Ao meu ver, também existe a necessidade de um tradutor em língua indígenas para aquelas crianças e adolescentes que não falam o português como língua principal. Por último, me parece fundamental o cuidado que este tipo de atendimento precisa ter para não produzir um efeito de desorganização social ou conflitos internos. Deve-se pensar em formas de atendimento que consigam ser legitimados por lideranças internas – especialmente as indígenas – e sejam realizados com uma perspectiva de duração de médio à longo prazo, para ir acompanhando o modo como determinado povo passa a lidar com a situação, além de uma atenção específica à criança ou adolescente diretamente envolvido.
Quais os pontos que devem ser considerados ao se estabelecer um fluxo de atendimento intercultural para crianças e adolescentes vítimas de violência sexual?
Primeiro, diria que conhecer, reconhecer e valorizar os povos indígenas. Dentro disso, é essencial compreender que os povos indígenas possuem figuras internas que têm competência para atender as demandas ligadas a crianças e adolescentes. Um exemplo são os pajés, que realizam diversas formas de atendimento médico às crianças e aos adolescentes por meio de suas medicinas e práticas tradicionais de cura.
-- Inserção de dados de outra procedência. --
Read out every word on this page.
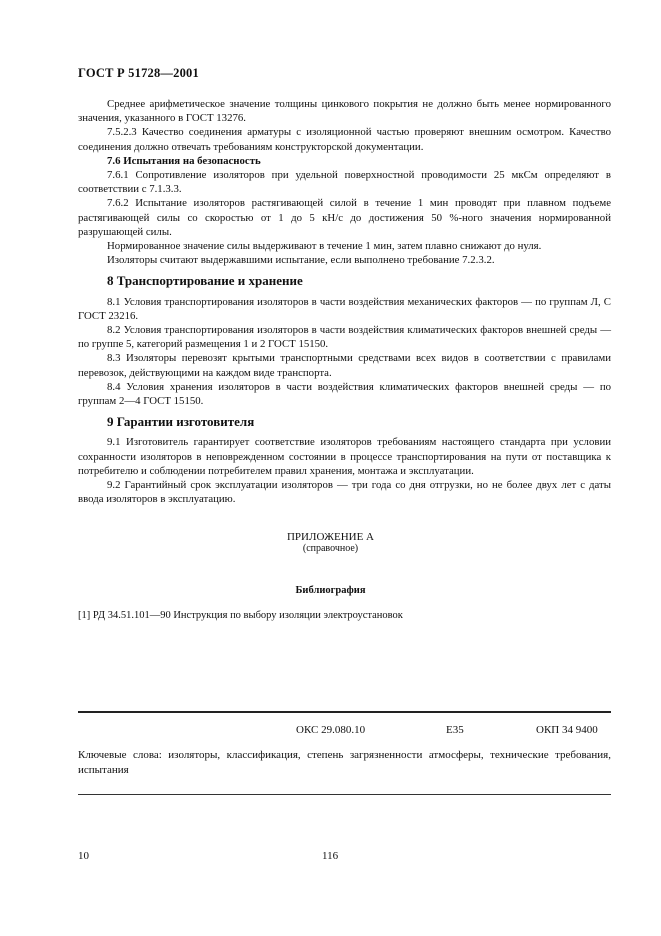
ГОСТ Р 51728—2001

Среднее арифметическое значение толщины цинкового покрытия не должно быть менее нормированного значения, указанного в ГОСТ 13276.

7.5.2.3 Качество соединения арматуры с изоляционной частью проверяют внешним осмотром. Качество соединения должно отвечать требованиям конструкторской документации.

7.6 Испытания на безопасность

7.6.1 Сопротивление изоляторов при удельной поверхностной проводимости 25 мкСм определяют в соответствии с 7.1.3.3.

7.6.2 Испытание изоляторов растягивающей силой в течение 1 мин проводят при плавном подъеме растягивающей силы со скоростью от 1 до 5 кН/с до достижения 50 %-ного значения нормированной разрушающей силы.

Нормированное значение силы выдерживают в течение 1 мин, затем плавно снижают до нуля.

Изоляторы считают выдержавшими испытание, если выполнено требование 7.2.3.2.

8 Транспортирование и хранение

8.1 Условия транспортирования изоляторов в части воздействия механических факторов — по группам Л, С ГОСТ 23216.

8.2 Условия транспортирования изоляторов в части воздействия климатических факторов внешней среды — по группе 5, категорий размещения 1 и 2 ГОСТ 15150.

8.3 Изоляторы перевозят крытыми транспортными средствами всех видов в соответствии с правилами перевозок, действующими на каждом виде транспорта.

8.4 Условия хранения изоляторов в части воздействия климатических факторов внешней среды — по группам 2—4 ГОСТ 15150.

9 Гарантии изготовителя

9.1 Изготовитель гарантирует соответствие изоляторов требованиям настоящего стандарта при условии сохранности изоляторов в неповрежденном состоянии в процессе транспортирования на пути от поставщика к потребителю и соблюдении потребителем правил хранения, монтажа и эксплуатации.

9.2 Гарантийный срок эксплуатации изоляторов — три года со дня отгрузки, но не более двух лет с даты ввода изоляторов в эксплуатацию.

ПРИЛОЖЕНИЕ А
(справочное)
Библиография
[1] РД 34.51.101—90 Инструкция по выбору изоляции электроустановок
ОКС 29.080.10	Е35	ОКП 34 9400
Ключевые слова: изоляторы, классификация, степень загрязненности атмосферы, технические требования, испытания
10	116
Outro exemplo são as parteiras, que tradicionalmente realizam os partos e realizam um cuidado tradicional do que poderíamos chamar de “pré-natal”.
Então, reconhecer essas pessoas como parte da rede de proteção, ou do Sistema de Garantia de Direitos, e em igualdade de condições e tratamento, é fundamental para começar o diálogo e a construção de um fluxo de atendimento considerado intercultural. Mas só isso não basta: a própria construção do fluxo tem que contar com uma ampla participação de representantes indígenas, incluindo crianças e adolescentes, e alinhar em sua estrutura, a relação com todos os direitos indígenas, como o direito à autonomia.